Princess Margaret Cancer Center, University Health Network, Toronto, Ontario, Canada.
Department of Medical Biophysics, University of Toronto, Toronto, Ontario, Canada.
Nat Commun. 2024 Aug 27;15(1):7386. doi: 10.1038/s41467-024-51529-w.

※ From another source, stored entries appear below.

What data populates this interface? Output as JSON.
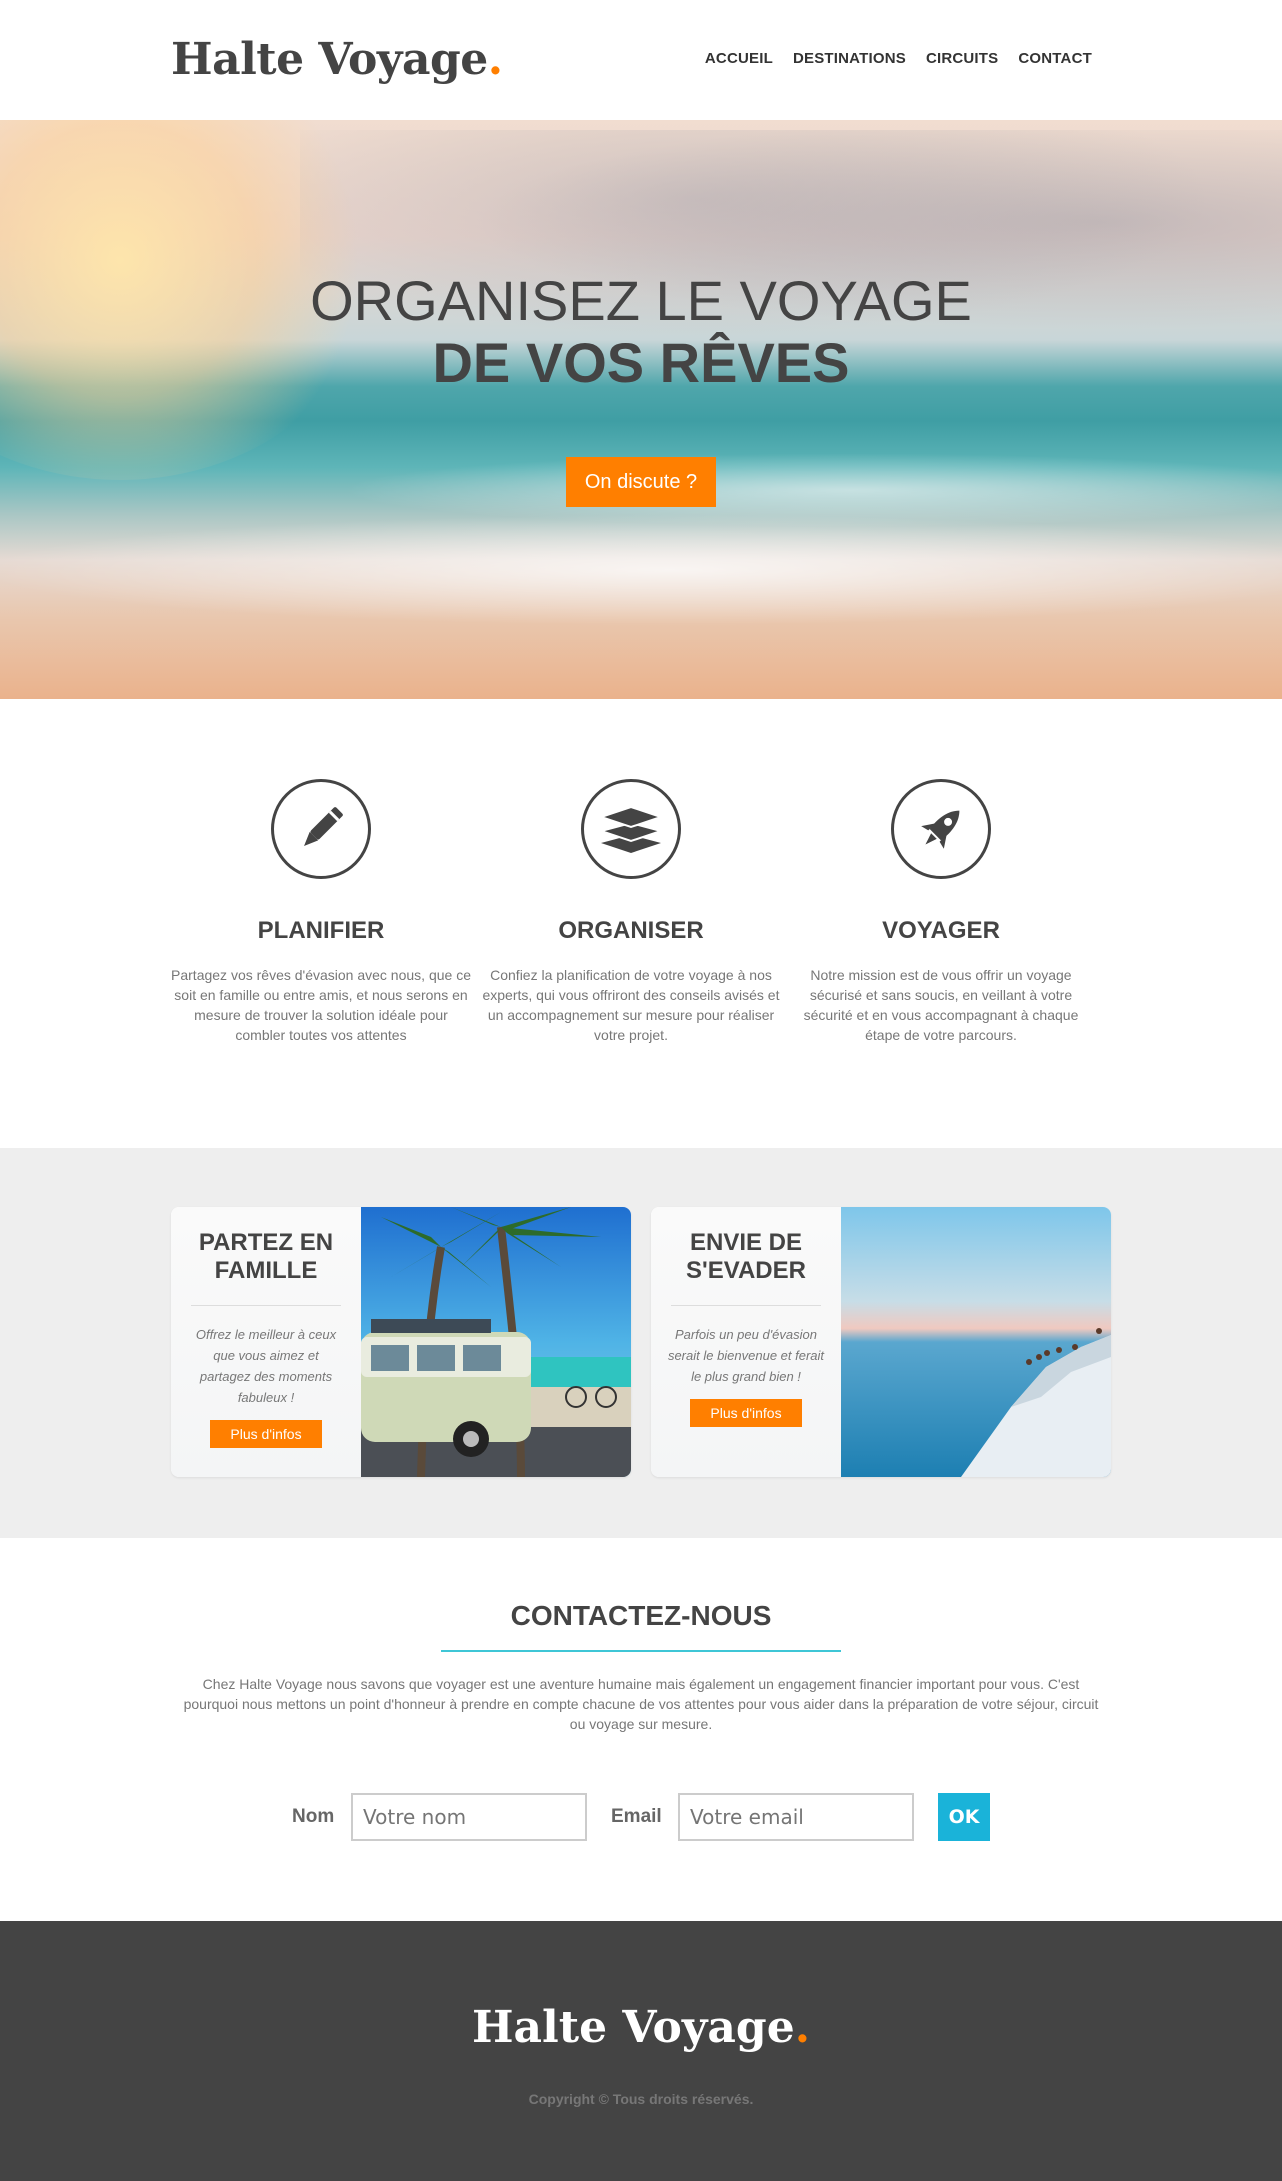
{
  "brand": {
    "name": "Halte Voyage",
    "dot": ".",
    "accent": "#ff7f00"
  },
  "nav": {
    "items": [
      "ACCUEIL",
      "DESTINATIONS",
      "CIRCUITS",
      "CONTACT"
    ]
  },
  "hero": {
    "line1": "ORGANISEZ LE VOYAGE",
    "line2": "DE VOS RÊVES",
    "cta": "On discute ?"
  },
  "features": [
    {
      "icon": "pen-icon",
      "title": "PLANIFIER",
      "text": "Partagez vos rêves d'évasion avec nous, que ce soit en famille ou entre amis, et nous serons en mesure de trouver la solution idéale pour combler toutes vos attentes"
    },
    {
      "icon": "layers-icon",
      "title": "ORGANISER",
      "text": "Confiez la planification de votre voyage à nos experts, qui vous offriront des conseils avisés et un accompagnement sur mesure pour réaliser votre projet."
    },
    {
      "icon": "rocket-icon",
      "title": "VOYAGER",
      "text": "Notre mission est de vous offrir un voyage sécurisé et sans soucis, en veillant à votre sécurité et en vous accompagnant à chaque étape de votre parcours."
    }
  ],
  "cards": [
    {
      "title_line1": "PARTEZ EN",
      "title_line2": "FAMILLE",
      "text": "Offrez le meilleur à ceux que vous aimez et partagez des moments fabuleux !",
      "button": "Plus d'infos",
      "photo": "van-under-palm-trees-photo"
    },
    {
      "title_line1": "ENVIE DE",
      "title_line2": "S'EVADER",
      "text": "Parfois un peu d'évasion serait le bienvenue et ferait le plus grand bien !",
      "button": "Plus d'infos",
      "photo": "white-cliffs-by-the-sea-photo"
    }
  ],
  "contact": {
    "title": "CONTACTEZ-NOUS",
    "text": "Chez Halte Voyage nous savons que voyager est une aventure humaine mais également un engagement financier important pour vous. C'est pourquoi nous mettons un point d'honneur à prendre en compte chacune de vos attentes pour vous aider dans la préparation de votre séjour, circuit ou voyage sur mesure.",
    "name_label": "Nom",
    "name_placeholder": "Votre nom",
    "email_label": "Email",
    "email_placeholder": "Votre email",
    "submit": "OK",
    "accent": "#1ab3d9"
  },
  "footer": {
    "copyright": "Copyright © Tous droits réservés."
  }
}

Germline pathogenic TP53 variants predispose individuals to a high lifetime risk of developing multiple cancers and are the hallmark feature of Li-Fraumeni syndrome (LFS). Our group has previously shown that LFS patients harbor shorter plasma cell-free DNA fragmentation; independent of cancer status. To understand the functional underpinning of cfDNA fragmentation in LFS, we conducted a fragmentomic analysis of 199 cfDNA samples from 82 TP53 mutation carriers and 30 healthy TP53-wildtype controls. We find that LFS individuals exhibit an increased prevalence of A/T nucleotides at fragment ends, dysregulated nucleosome positioning at p53 binding sites, and loci-specific changes in chromatin accessibility at development-associated transcription factor binding sites and at cancer-associated open chromatin regions. Machine learning classification resulted in robust differentiation between TP53 mutant versus wildtype cfDNA samples (AUC-ROC = 0.710-1.000) and intra-patient longitudinal analysis of ctDNA fragmentation signal enabled early cancer detection. These results suggest that cfDNA fragmentation may be a useful diagnostic tool in LFS patients and provides an important baseline for cancer early detection.
胚系致病性 TP53 变异使个体易患多种癌症,并成为 Li-Fraumeni 综合征 (LFS) 的标志性特征。我们的研究小组之前曾表明,LFS 患者的血浆无细胞 DNA 片段化较短;独立于癌症状态。为了了解 LFS 中 cfDNA 片段化的功能基础,我们对 199 份来自 82 名 TP53 突变携带者和 30 名健康 TP53 野生型对照者的 cfDNA 样本进行了片段组学分析。我们发现,LFS 个体在片段末端表现出 A/T 核苷酸的增加,p53 结合位点处的核小体定位失调,以及发育相关转录因子结合位点和癌症相关开放染色质区域处的染色质可及性的特异性改变。机器学习分类导致 TP53 突变 cfDNA 样本与野生型 cfDNA 样本之间的稳健区分(AUC-ROC=0.710-1.000),并且 ctDNA 片段化信号的患者内纵向分析可实现早期癌症检测。这些结果表明,cfDNA 片段化可能是 LFS 患者的有用诊断工具,并为癌症早期检测提供了重要的基线。